Selçuk, diğer kademelerle ilgili de kademeli ve seyreltilmiş bir model mi düşünüleceği sorusu üzerine şu an için böyle düşünüldüğünü söyledi. Selçuk, il hıfzıssıhha kurulları eğitimle ilgili tavsiyede bulunursa bunu dikkate alacaklarını belirtti. Selçuk, "Her ilde her şey aynı olacaktır, böyle bir katiyetle konuşamayız. Biz duruma bakarak esnek bir değerlendirme yapmak zorundayız." ifadelerini kullandı.
Sınavlara hazırlanan 8. ve 12'nci sınıflar için bir müfredat düzenlemesi olup olmayacağına ilişkin soru üzerine Selçuk, "Bu sene öğrencilerimizin, müfredatın tamamından sorumlu olmasını ve ölçme değerlendirme açısından okullarda sınav yapılması konusunu gündeme getiriyoruz. Resmi açıklamayı yakında yapacağız. İlkokulda sınav yok, ortaokullar, liseler için yani mevzuatta sınav muhatabı olan bütün çocuklarımız için sınavlarımızı okullarda yapacağız." diye konuştu.
Bakan Selçuk, bu durumun uzaktan eğitim devam etse de geçerli olacağını belirtti.
Ders sınavlarının nasıl olacağının sorulmasına karşılık da Bakan Selçuk, "Randevulu sistemle sınav yapmak durumundayız. Çünkü tüm öğrencileri aynı gün okula çağıramayız. Diyelim ki 7'nci sınıfların sınavı varsa, onların günü, saati ayrı olabilir, biri sabah biri öğleden sonra gelebilir. Bunları okullar ayarlar.

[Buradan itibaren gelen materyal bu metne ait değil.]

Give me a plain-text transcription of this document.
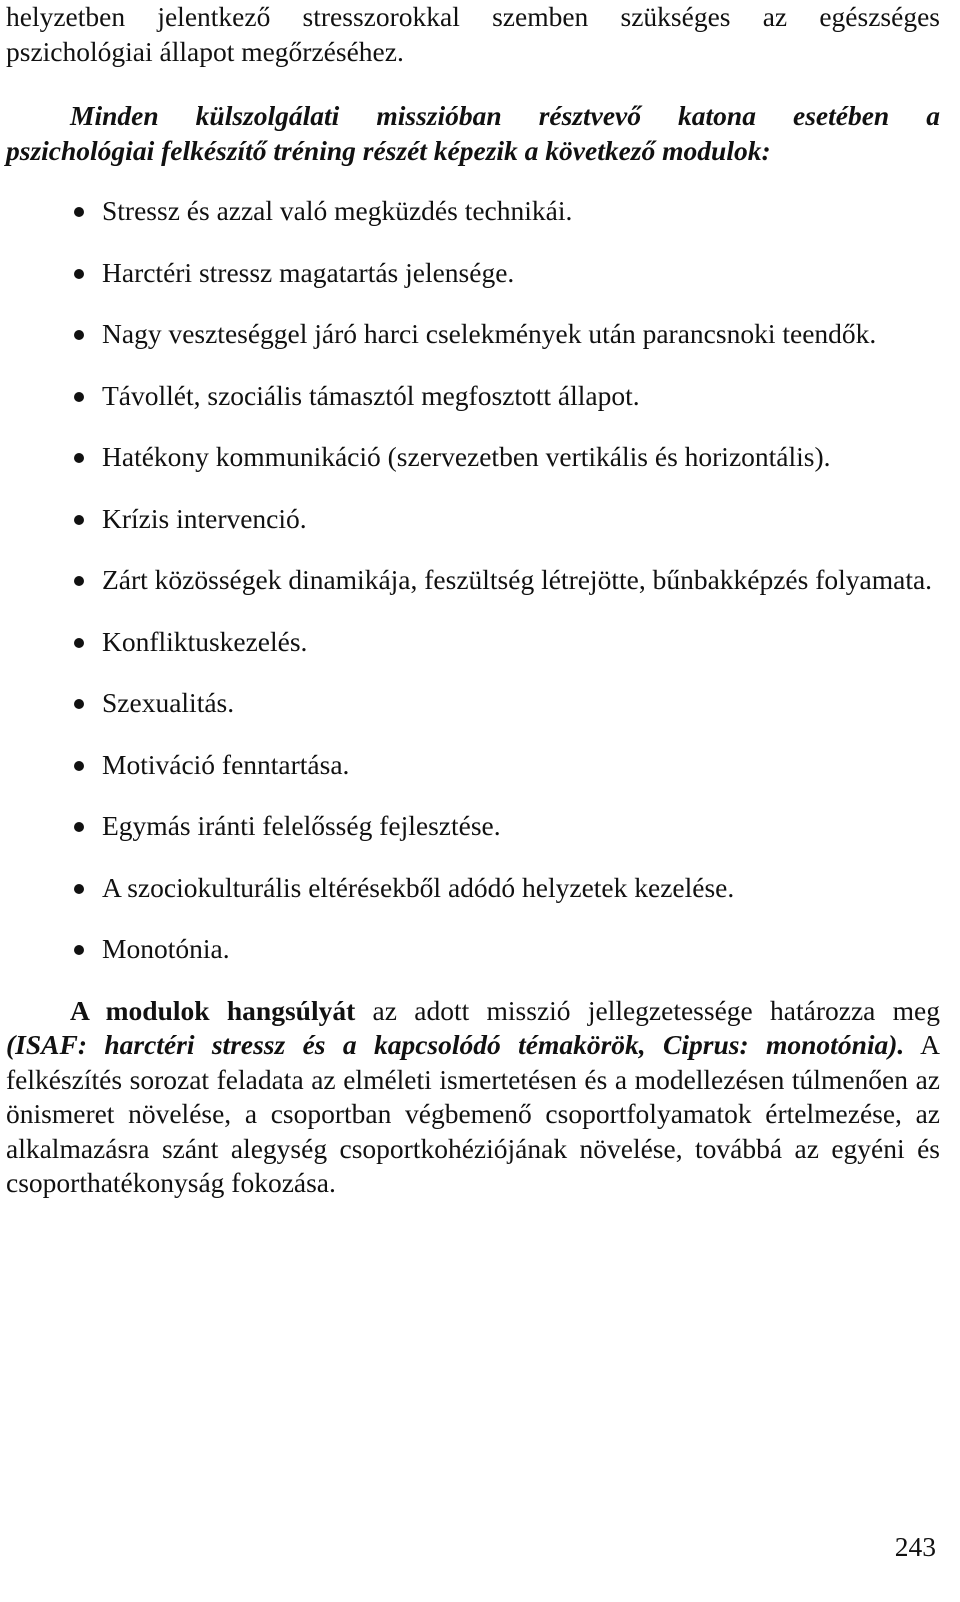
helyzetben jelentkező stresszorokkal szemben szükséges az egészséges
pszichológiai állapot megőrzéséhez.

Minden külszolgálati misszióban résztvevő katona esetében a
pszichológiai felkészítő tréning részét képezik a következő modulok:

Stressz és azzal való megküzdés technikái.
Harctéri stressz magatartás jelensége.
Nagy veszteséggel járó harci cselekmények után parancsnoki teendők.
Távollét, szociális támasztól megfosztott állapot.
Hatékony kommunikáció (szervezetben vertikális és horizontális).
Krízis intervenció.
Zárt közösségek dinamikája, feszültség létrejötte, bűnbakképzés folyamata.
Konfliktuskezelés.
Szexualitás.
Motiváció fenntartása.
Egymás iránti felelősség fejlesztése.
A szociokulturális eltérésekből adódó helyzetek kezelése.
Monotónia.

A modulok hangsúlyát az adott misszió jellegzetessége határozza meg (ISAF: harctéri stressz és a kapcsolódó témakörök, Ciprus: monotónia). A felkészítés sorozat feladata az elméleti ismertetésen és a modellezésen túlmenően az önismeret növelése, a csoportban végbemenő csoportfolyamatok értelmezése, az alkalmazásra szánt alegység csoportkohéziójának növelése, továbbá az egyéni és csoporthatékonyság fokozása.

243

Bunlarla ilgili çerçeve hazır." bilgisini paylaştı.
Bakan Selçuk, Liselere Geçiş Sistemi (LGS) kapsamında gerçekleştirilen merkezi sınavların bu yıl da haziranda yapılacağını belirterek, tarihe ilişkin kararın o günkü şartlara göre verileceğini bildirdi.
Selçuk, öğrencilerin, gerekli şartlar sağlandığı takdirde derslerde isterlerse maskelerini çıkarabileceklerini de sözlerine ekledi.